Use the "Format" button to auto-indent your JSON and spot structural issues. All string values must use double quotes, not single quotes. Property names also require double quotes.

JSON Syntax Rules
  • All strings must be in double quotes: "value"
  • Property names need quotes: "model": "gpt-4"
  • Separate items with commas (no trailing comma)
  • Arrays use square brackets: [item1, item2]
  • Objects use curly braces: {"key": "value"}
Common Mistakes

Watch for missing commas between properties, trailing commas after the last item, and mismatched brackets. The "Hint" button can help identify specific issues.

Lab 6: Agent Orchestration Instructions

Objective

Configure a multi-agent research system with three specialized agents (Research, Analyst, Writer) and proper workflow settings. Complete all 5 configuration steps.

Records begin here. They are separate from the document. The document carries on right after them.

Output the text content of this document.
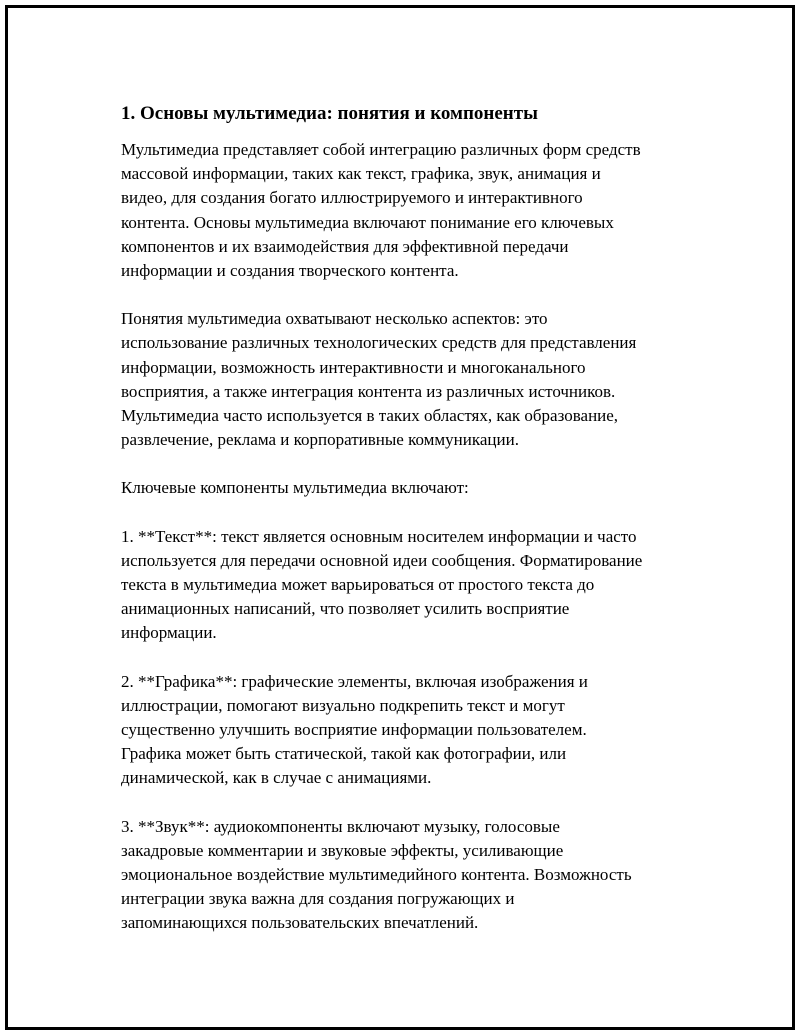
1. Основы мультимедиа: понятия и компоненты

Мультимедиа представляет собой интеграцию различных форм средств
массовой информации, таких как текст, графика, звук, анимация и
видео, для создания богато иллюстрируемого и интерактивного
контента. Основы мультимедиа включают понимание его ключевых
компонентов и их взаимодействия для эффективной передачи
информации и создания творческого контента.

Понятия мультимедиа охватывают несколько аспектов: это
использование различных технологических средств для представления
информации, возможность интерактивности и многоканального
восприятия, а также интеграция контента из различных источников.
Мультимедиа часто используется в таких областях, как образование,
развлечение, реклама и корпоративные коммуникации.

Ключевые компоненты мультимедиа включают:

1. **Текст**: текст является основным носителем информации и часто
используется для передачи основной идеи сообщения. Форматирование
текста в мультимедиа может варьироваться от простого текста до
анимационных написаний, что позволяет усилить восприятие
информации.

2. **Графика**: графические элементы, включая изображения и
иллюстрации, помогают визуально подкрепить текст и могут
существенно улучшить восприятие информации пользователем.
Графика может быть статической, такой как фотографии, или
динамической, как в случае с анимациями.

3. **Звук**: аудиокомпоненты включают музыку, голосовые
закадровые комментарии и звуковые эффекты, усиливающие
эмоциональное воздействие мультимедийного контента. Возможность
интеграции звука важна для создания погружающих и
запоминающихся пользовательских впечатлений.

Step-by-Step Configuration

  1. Step 1 - Research Agent: Write a system prompt (50+ chars) containing keywords like "search", "find", "gather". Enable both required tools and set max tokens (500-2000).
  2. Step 2 - Analyst Agent: Create an analysis-focused prompt with keywords like "analyze", "evaluate", "assess". Enable required tools and configure tokens.
  3. Step 3 - Writer Agent: Define a writing prompt with keywords like "write", "compose", "draft". Set appropriate token limit for longer outputs.
  4. Step 4 - Workflow Settings: Choose error handling strategy, retry count (1-5), timeout (30-300 sec), and write a test query (20+ chars).
  5. Step 5 - Test Execution: Run the workflow test and verify all agents execute successfully.
Pro Tips

Each agent should have a distinct, specialized role. Use "Retry with backoff" for robust error handling. Higher token limits for Writer agent allow longer outputs.

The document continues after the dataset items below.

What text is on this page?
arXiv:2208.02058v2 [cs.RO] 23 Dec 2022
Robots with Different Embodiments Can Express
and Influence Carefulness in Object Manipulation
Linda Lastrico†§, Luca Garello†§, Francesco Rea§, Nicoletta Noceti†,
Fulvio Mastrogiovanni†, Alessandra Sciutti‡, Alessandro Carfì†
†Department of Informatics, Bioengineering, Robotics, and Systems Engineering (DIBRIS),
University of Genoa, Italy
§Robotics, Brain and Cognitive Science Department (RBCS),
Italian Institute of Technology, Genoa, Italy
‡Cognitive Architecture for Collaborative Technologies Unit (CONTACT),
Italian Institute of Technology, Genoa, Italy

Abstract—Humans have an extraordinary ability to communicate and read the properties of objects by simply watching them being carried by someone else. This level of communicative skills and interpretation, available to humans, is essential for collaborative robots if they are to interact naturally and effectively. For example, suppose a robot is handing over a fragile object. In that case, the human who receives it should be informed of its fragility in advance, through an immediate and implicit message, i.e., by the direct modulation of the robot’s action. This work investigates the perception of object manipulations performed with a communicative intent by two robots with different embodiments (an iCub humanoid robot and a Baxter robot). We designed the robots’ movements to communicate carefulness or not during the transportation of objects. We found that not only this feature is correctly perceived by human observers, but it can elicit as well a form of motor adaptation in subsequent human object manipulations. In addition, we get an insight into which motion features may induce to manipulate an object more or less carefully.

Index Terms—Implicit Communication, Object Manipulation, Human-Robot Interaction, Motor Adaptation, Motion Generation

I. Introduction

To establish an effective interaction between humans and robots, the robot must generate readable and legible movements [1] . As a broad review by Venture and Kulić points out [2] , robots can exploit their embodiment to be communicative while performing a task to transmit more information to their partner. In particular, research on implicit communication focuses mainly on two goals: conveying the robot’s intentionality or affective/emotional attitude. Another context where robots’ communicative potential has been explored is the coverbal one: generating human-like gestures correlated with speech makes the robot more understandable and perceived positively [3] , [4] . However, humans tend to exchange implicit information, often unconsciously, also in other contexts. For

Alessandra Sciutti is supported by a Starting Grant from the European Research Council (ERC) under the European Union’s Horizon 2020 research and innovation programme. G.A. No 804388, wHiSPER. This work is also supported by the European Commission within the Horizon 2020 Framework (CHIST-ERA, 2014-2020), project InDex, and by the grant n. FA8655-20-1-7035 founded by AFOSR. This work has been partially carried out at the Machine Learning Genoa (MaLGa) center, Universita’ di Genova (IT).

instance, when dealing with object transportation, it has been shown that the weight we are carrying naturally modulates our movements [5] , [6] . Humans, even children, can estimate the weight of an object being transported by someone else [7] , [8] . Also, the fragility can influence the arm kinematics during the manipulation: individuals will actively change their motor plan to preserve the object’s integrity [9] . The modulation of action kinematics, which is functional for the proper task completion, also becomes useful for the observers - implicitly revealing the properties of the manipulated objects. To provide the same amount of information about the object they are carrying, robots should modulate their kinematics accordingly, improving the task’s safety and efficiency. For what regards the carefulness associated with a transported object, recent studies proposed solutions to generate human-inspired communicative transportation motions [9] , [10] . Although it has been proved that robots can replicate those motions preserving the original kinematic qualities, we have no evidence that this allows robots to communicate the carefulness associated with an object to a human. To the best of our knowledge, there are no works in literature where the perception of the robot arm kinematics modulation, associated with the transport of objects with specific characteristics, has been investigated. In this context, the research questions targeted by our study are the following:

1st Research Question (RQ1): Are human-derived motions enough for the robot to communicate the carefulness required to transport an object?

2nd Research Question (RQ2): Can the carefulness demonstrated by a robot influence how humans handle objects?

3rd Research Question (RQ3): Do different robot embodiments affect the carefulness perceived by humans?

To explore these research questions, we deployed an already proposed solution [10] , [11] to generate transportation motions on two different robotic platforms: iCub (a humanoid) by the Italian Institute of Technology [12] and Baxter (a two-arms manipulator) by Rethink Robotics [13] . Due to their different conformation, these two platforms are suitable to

Required Keywords by Agent
  • Research: search, find, gather, collect, retrieve
  • Analyst: analyze, evaluate, assess, examine, review
  • Writer: write, compose, draft, create, produce
Common Mistakes

Forgetting to check the required tool boxes, using prompts without the required keywords, or setting values outside valid ranges (e.g., tokens below 500).